What, then, lies behind Mr. Grant’s dull and tedious adoption of the language of the gutter? We may be sure that, irrespective of what Mr. Johnson does, he will be able to arrange for a bright future, at least in the material sense. We may be sure that, if any government were to threaten that assured material future by genuinely and inescapably egalitarian economic measures, his howls of indignation would be a good deal more sincere than in the tweet above.
In fact, vulgarity as an ideology is a substitute for economic egalitarianism, in which neither I nor the ideological vulgarians such as Mr. Grant believe, and which both of us fear. Mr. Grant, however, thinks that he can deflect some of the envy no doubt directed at him if he can show by his employment of vulgar language that he is really in the same boat as the most subterranean members of the underclass. He is asserting some kind of equality with them by his use of debased and inexpressive language.
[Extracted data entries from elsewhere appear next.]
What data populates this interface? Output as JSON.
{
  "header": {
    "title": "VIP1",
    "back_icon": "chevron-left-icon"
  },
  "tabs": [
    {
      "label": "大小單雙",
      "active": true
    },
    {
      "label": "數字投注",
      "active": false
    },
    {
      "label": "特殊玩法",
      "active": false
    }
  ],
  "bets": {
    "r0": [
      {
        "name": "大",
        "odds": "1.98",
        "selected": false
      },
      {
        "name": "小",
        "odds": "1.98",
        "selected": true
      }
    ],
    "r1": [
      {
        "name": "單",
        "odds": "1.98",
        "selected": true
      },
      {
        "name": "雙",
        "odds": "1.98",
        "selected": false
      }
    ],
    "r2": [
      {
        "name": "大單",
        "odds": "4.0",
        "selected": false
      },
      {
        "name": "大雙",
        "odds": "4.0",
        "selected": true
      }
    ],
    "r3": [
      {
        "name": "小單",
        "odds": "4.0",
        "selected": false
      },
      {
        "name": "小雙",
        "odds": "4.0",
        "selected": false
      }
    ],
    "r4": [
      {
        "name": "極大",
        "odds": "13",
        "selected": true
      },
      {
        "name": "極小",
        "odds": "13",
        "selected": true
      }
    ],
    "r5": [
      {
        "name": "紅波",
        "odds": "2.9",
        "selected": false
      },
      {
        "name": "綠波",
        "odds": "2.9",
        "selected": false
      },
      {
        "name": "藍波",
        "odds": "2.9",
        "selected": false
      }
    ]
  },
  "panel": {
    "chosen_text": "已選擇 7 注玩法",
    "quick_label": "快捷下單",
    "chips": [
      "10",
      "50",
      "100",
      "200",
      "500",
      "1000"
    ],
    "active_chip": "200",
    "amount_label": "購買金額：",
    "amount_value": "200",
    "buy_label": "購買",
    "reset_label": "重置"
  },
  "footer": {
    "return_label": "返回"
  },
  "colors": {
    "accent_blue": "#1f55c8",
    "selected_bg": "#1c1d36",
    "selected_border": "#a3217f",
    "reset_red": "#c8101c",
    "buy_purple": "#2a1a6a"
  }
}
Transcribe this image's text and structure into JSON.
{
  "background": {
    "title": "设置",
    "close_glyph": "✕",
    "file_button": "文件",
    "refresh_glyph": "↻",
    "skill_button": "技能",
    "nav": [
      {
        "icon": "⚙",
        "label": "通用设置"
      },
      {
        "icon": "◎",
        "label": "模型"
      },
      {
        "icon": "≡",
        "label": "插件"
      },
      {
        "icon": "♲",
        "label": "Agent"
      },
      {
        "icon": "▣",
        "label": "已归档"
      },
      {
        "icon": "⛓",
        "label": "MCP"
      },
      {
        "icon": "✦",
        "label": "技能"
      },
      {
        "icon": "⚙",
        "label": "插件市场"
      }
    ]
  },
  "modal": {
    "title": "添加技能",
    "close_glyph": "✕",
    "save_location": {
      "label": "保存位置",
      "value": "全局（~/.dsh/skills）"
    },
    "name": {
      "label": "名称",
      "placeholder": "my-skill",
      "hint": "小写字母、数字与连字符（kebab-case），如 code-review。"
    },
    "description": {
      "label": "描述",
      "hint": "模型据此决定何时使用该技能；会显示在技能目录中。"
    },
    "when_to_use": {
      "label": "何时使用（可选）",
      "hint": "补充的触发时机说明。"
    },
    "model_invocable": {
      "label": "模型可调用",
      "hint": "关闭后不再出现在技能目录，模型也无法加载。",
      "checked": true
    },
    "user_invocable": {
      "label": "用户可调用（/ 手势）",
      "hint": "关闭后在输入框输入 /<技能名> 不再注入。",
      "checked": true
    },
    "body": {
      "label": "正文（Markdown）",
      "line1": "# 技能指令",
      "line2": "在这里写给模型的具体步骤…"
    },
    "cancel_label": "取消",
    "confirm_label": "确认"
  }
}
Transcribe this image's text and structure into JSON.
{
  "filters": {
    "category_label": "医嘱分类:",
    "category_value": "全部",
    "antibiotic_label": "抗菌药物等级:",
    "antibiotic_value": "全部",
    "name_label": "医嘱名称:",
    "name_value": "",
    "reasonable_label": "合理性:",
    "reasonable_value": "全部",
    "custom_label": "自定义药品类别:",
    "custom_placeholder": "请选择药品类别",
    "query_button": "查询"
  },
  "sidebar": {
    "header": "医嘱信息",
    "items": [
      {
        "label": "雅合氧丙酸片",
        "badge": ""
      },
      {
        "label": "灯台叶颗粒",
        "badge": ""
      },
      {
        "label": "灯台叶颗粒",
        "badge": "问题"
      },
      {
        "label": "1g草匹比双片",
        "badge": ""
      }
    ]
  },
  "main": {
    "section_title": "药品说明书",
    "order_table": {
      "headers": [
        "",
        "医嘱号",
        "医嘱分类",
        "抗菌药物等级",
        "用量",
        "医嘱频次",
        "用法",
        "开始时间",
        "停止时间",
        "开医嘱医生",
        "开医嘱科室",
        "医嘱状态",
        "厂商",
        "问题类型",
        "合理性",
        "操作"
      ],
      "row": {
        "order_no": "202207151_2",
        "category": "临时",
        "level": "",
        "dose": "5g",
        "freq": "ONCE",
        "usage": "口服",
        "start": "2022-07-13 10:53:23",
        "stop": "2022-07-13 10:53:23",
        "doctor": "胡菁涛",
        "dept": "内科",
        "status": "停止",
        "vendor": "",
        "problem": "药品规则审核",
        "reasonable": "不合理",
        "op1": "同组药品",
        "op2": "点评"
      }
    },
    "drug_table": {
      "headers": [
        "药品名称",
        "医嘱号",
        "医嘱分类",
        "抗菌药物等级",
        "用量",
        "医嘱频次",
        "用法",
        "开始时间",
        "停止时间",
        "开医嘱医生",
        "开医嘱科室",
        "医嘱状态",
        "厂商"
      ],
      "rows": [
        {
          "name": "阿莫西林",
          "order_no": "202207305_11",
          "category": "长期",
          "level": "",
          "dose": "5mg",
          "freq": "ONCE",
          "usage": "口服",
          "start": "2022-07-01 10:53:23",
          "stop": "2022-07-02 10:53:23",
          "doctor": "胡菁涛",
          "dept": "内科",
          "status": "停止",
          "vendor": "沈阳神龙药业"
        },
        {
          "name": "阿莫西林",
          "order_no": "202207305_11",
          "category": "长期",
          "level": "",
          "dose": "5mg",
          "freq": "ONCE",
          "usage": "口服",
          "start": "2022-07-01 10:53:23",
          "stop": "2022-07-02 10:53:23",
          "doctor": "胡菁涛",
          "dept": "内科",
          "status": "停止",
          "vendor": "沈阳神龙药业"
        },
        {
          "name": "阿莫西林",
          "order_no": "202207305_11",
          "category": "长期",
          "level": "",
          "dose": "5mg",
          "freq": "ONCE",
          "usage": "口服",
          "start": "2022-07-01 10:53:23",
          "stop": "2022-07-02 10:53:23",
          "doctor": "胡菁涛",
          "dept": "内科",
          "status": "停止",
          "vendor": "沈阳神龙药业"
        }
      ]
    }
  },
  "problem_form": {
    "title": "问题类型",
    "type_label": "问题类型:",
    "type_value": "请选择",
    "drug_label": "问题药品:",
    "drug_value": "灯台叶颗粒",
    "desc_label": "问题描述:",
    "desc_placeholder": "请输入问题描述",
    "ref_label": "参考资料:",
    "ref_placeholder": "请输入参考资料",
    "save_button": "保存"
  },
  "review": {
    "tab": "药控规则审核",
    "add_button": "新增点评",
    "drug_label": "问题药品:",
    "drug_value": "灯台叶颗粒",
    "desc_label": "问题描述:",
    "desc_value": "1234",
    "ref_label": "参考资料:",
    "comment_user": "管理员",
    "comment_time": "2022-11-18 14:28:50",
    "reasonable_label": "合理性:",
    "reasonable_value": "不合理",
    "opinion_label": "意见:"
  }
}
The tendency to act down, which occurs in spheres other than language, does not derive from any guilt about social or economic inequality, which, on the contrary, it is designed to preserve and maintain. It is rather a camouflage or smokescreen for privilege, whether that privilege be earned or not. But though it is playacting—indeed, defender of freedom and democracy may be Mr. Grant’s greatest role—it is not without real cultural effect, an effect that is baleful if you do not approve of the coarsening that it inevitably brings with it. Moreover, lack of verbal restraint is not liberation, it is impoverishment of thought.